A dull flush stained Graylock’s cheekbones, and his keen eyes turned on Quair. The latter lighted a cigarette, expelled the smoke in two thin streams from his abnormally narrow nostrils.

“Some skirt,” he repeated. “And it looks as though old Drene had her number—”

Guilder’s level voice interrupted:

“The contracts are ready to be—”

But Graylock, not heeding, and perhaps not hearing, and looking all the time at Quair, said slowly:

“Drene isn’t that kind.... Is he?”

“Our kind, you mean?” inquired Quair, with a malice so buried under flippancy that the deliberate effrontery passed for it with Graylock. Which amused Quair for a moment, but the satisfaction was not sufficient.
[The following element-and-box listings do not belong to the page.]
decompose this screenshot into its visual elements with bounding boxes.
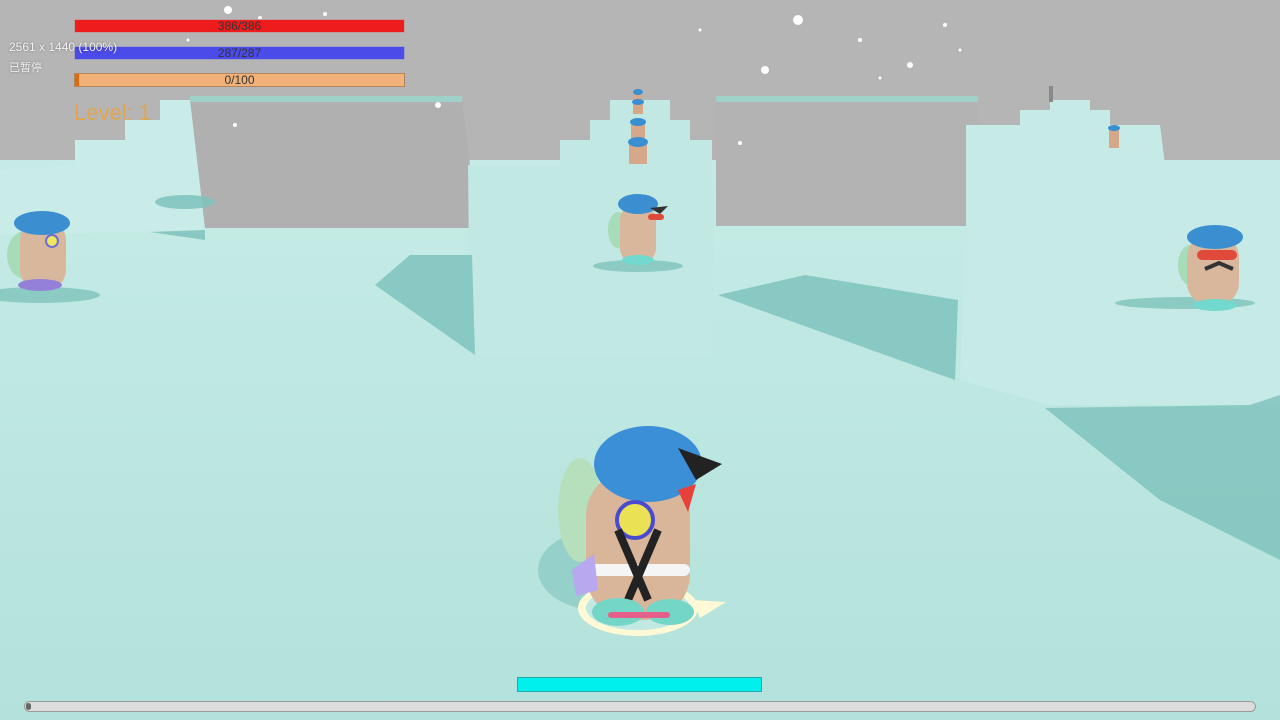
level-label: Level: 1 <box>74 100 152 125</box>
health-bar: 386/386 <box>74 19 405 33</box>
exp-bar: 0/100 <box>74 73 405 87</box>
mana-bar-label: 287/287 <box>217 46 262 60</box>
exp-bar-label: 0/100 <box>224 73 255 87</box>
paused-status: 已暂停 <box>9 62 42 74</box>
cast-bar <box>517 677 762 692</box>
game-scene <box>0 0 1280 720</box>
timeline-slider[interactable] <box>24 701 1256 712</box>
mana-bar: 287/287 <box>74 46 405 60</box>
cast-bar-fill <box>518 678 761 691</box>
health-bar-label: 386/386 <box>217 19 262 33</box>
resolution-readout: 2561 x 1440 (100%) <box>9 40 118 54</box>
timeline-slider-handle[interactable] <box>26 703 31 710</box>
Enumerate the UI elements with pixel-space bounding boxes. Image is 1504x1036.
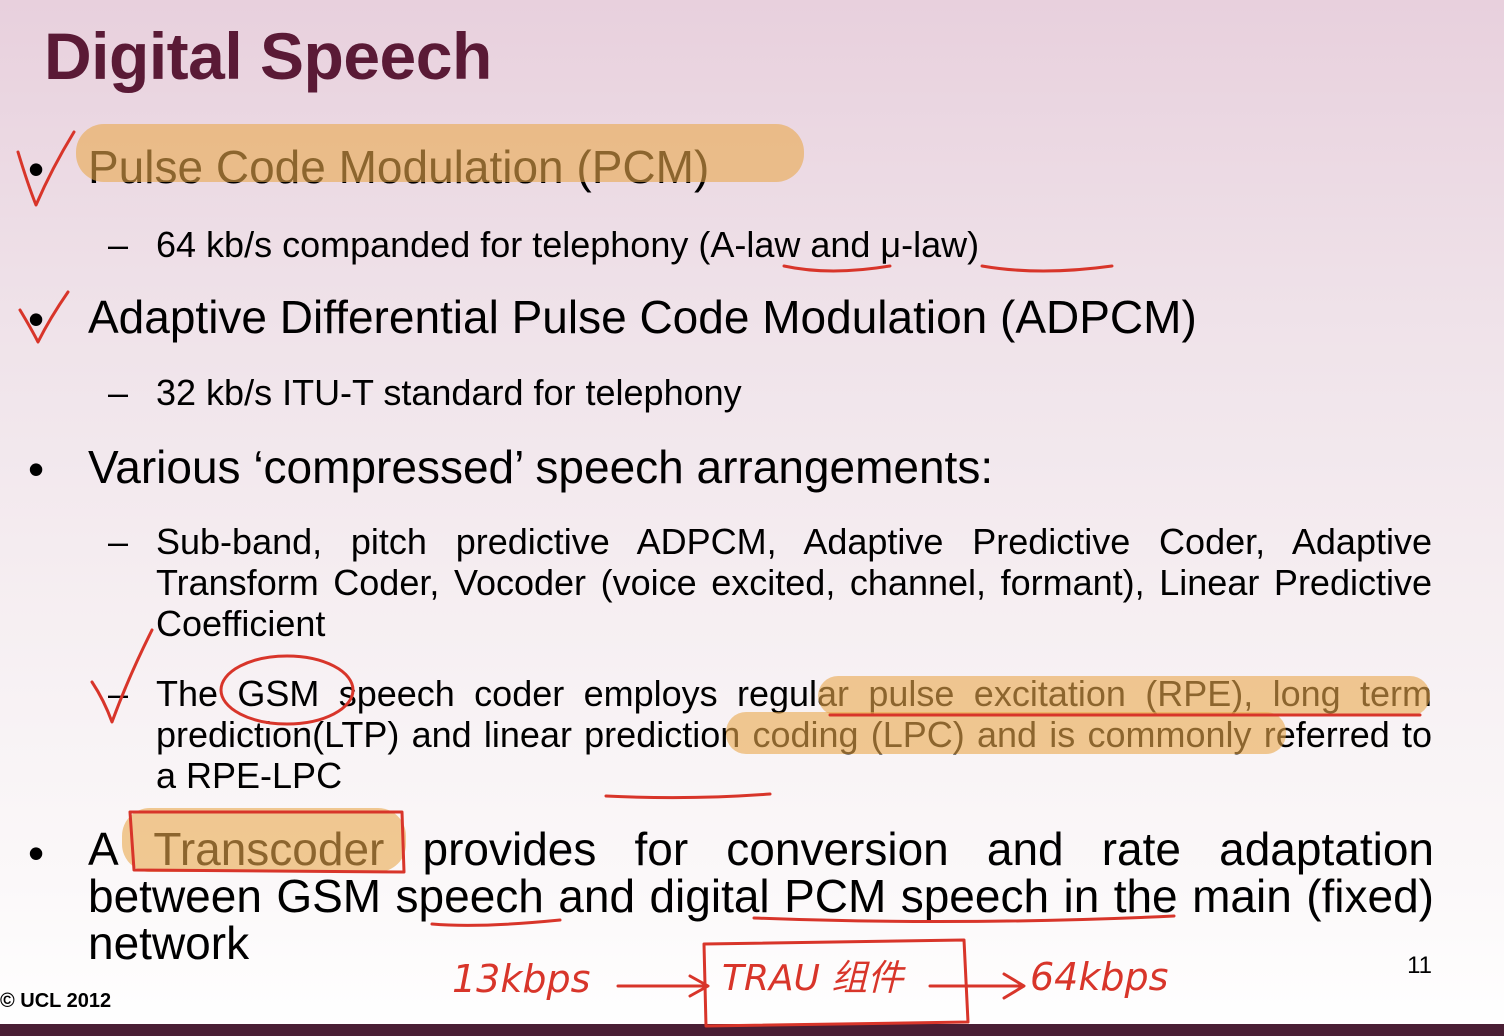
check-mark-icon bbox=[16, 130, 76, 207]
underline-gsm-speech bbox=[430, 918, 562, 927]
highlight-pcm bbox=[76, 124, 804, 182]
underline-pcm-speech bbox=[752, 914, 1176, 924]
highlight-transcoder bbox=[122, 808, 406, 872]
circle-gsm bbox=[219, 654, 355, 726]
handwriting-13kbps: 13kbps bbox=[452, 957, 590, 1001]
handwriting-64kbps: 64kbps bbox=[1030, 955, 1168, 999]
underline-rpe-lpc bbox=[604, 792, 772, 800]
handwriting-trau: TRAU 组件 bbox=[722, 958, 906, 999]
highlight-lpc bbox=[726, 712, 1286, 754]
handwritten-annotations: 13kbps TRAU 组件 64kbps bbox=[16, 124, 1430, 1028]
highlight-rpe bbox=[818, 676, 1430, 716]
underline-mu-law bbox=[980, 264, 1114, 273]
underline-a-law bbox=[782, 264, 892, 273]
check-mark-icon bbox=[18, 290, 70, 344]
check-mark-icon bbox=[90, 628, 154, 724]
He desired that Graylock should feel the gaff.

“Drene,” he said, “is one of those fussers who jellify when hurled on their necks—the kind that ask that kind of girl to marry them after she’s turned down everything else they suggest.”

Graylock’s square jaw tightened and his steady eyes seemed to grow even paler; but Quair, as though perfectly unconscious of this man’s record with the wife of his closest friend, and of the rumors which connected him so seriously with Cecile White, swung his leg unconcernedly, where it dangled over the table’s edge, and smiled frankly and knowingly upon Graylock:

“There’s always somebody to marry that sort of girl; all mush isn’t on the breakfast table. When you and I are ready to quit, Graylock, Providence has created a species of man who settles our bills.”